10. "Oggi libertà di stampa significa libertà d'opinione" I giornalisti non devono temere che la rete possa sminuire il loro compito di selezionare le notizie e informare. La vera dicotomia che invece internet realizza è quella tra il buon e cattivo giornalismo.

11. "Sempre di più: le informazioni non sono mai troppe" Sin dall'antichità l'umanità ha capito che più informazioni si hanno più è grande la libertà. Internet è il mezzo che può più di tutti può allargare la nostra libertà.

12. "La tradizione non è un modello di business" Come dimostra già la realtà odierna è possibile fare buon giornalismo su internet e guadagnare denaro. Non bisogna ignorare lo sviluppo tecnologico solo perché secondo alcuni distruggerà le aziende giornalistiche, ma bisogna avere il coraggio di investire e ampliare la piattaforma multimediale.

13. “Il diritto d'autore diventa un dovere civico su Internet” La rete deve rispettare il diritto d'autore, ma anche il sistema del copyright deve adattarsi ai nuovi modelli di distribuzione e non chiudersi nei meccanismi di approvvigionamento del passato.

14. "Internet ha molte valute" Il modo più tradizionale di finanziare i giornali online è attraverso la pubblicità. Altri modi per finanziare i prodotti giornalistici devono esseri testati.

15. “Cio' che rimane sulla rete resta sulla rete” Il giornalismo del XXI secolo non è più qualcosa di transitorio. Grazie alla rete tutto rimane nella memoria degli archivi e dei motori di ricerca e ciò fa in modo che testi, suoni e immagini siano recuperabili e rappresentino fonti di storia contemporanea. Ciò stimola a sviluppare un livello qualitativo sempre migliore.
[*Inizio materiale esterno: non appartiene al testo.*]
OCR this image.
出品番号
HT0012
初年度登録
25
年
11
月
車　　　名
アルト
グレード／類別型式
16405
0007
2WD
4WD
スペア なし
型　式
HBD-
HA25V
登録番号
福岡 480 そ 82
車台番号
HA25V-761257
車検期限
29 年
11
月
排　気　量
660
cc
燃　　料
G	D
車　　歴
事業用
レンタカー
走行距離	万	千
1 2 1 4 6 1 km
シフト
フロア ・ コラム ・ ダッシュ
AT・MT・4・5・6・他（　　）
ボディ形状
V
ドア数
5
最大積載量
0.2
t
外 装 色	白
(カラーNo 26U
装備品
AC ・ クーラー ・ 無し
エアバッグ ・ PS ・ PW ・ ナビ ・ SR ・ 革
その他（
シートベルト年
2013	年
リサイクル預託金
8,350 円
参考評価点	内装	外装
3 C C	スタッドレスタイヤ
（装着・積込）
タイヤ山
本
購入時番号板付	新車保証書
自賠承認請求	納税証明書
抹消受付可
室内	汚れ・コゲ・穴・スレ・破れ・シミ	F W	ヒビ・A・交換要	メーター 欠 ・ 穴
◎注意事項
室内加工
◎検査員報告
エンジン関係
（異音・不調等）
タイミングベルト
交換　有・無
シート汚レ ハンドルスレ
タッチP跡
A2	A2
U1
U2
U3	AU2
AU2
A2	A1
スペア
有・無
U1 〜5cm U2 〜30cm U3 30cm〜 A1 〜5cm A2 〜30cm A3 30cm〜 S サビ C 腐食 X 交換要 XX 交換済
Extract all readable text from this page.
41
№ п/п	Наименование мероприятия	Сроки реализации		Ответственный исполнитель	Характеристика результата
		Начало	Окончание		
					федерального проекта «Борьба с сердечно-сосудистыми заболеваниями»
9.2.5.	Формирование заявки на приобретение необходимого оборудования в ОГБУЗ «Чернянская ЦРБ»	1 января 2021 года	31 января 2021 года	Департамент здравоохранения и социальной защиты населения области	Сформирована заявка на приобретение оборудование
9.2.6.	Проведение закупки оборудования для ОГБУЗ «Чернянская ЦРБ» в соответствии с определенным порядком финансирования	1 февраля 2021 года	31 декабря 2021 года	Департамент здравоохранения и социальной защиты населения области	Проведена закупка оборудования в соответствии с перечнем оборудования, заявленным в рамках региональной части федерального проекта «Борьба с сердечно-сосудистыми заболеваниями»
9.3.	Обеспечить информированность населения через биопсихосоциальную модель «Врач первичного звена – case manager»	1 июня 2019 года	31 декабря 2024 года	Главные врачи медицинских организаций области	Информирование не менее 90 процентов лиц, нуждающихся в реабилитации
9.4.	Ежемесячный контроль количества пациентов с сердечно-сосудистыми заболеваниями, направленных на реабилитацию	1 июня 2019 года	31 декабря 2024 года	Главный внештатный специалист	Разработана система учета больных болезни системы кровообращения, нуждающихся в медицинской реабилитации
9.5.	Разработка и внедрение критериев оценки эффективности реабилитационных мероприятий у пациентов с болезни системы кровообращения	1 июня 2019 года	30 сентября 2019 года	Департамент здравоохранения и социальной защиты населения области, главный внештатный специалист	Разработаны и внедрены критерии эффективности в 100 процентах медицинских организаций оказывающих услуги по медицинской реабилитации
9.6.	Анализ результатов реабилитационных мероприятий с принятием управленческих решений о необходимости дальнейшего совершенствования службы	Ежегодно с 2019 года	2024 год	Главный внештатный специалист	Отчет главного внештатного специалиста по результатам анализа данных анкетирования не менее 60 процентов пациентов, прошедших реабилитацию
16. "La qualità resta la più importante delle qualità" Le richieste degli utenti sono sempre maggiori. Perché un utente resti fedele ad un particolare giornale online, quest'ultimo deve garantire qualità e soddisfare le richieste del lettore senza rinunciare ai propri principi.

17. "Tutto per tutti" Internet ha dimostrato che l'utente giornalistico del XXI secolo è esigente e nel caso di un dubbio su un articolo è pronto a studiare la fonte per essere maggiormente informato. I giornalisti del XXI secolo che il lettore cerca non sono quelli che offrono solo risposte, ma quelli che sono disposti a comunicare e a indagare.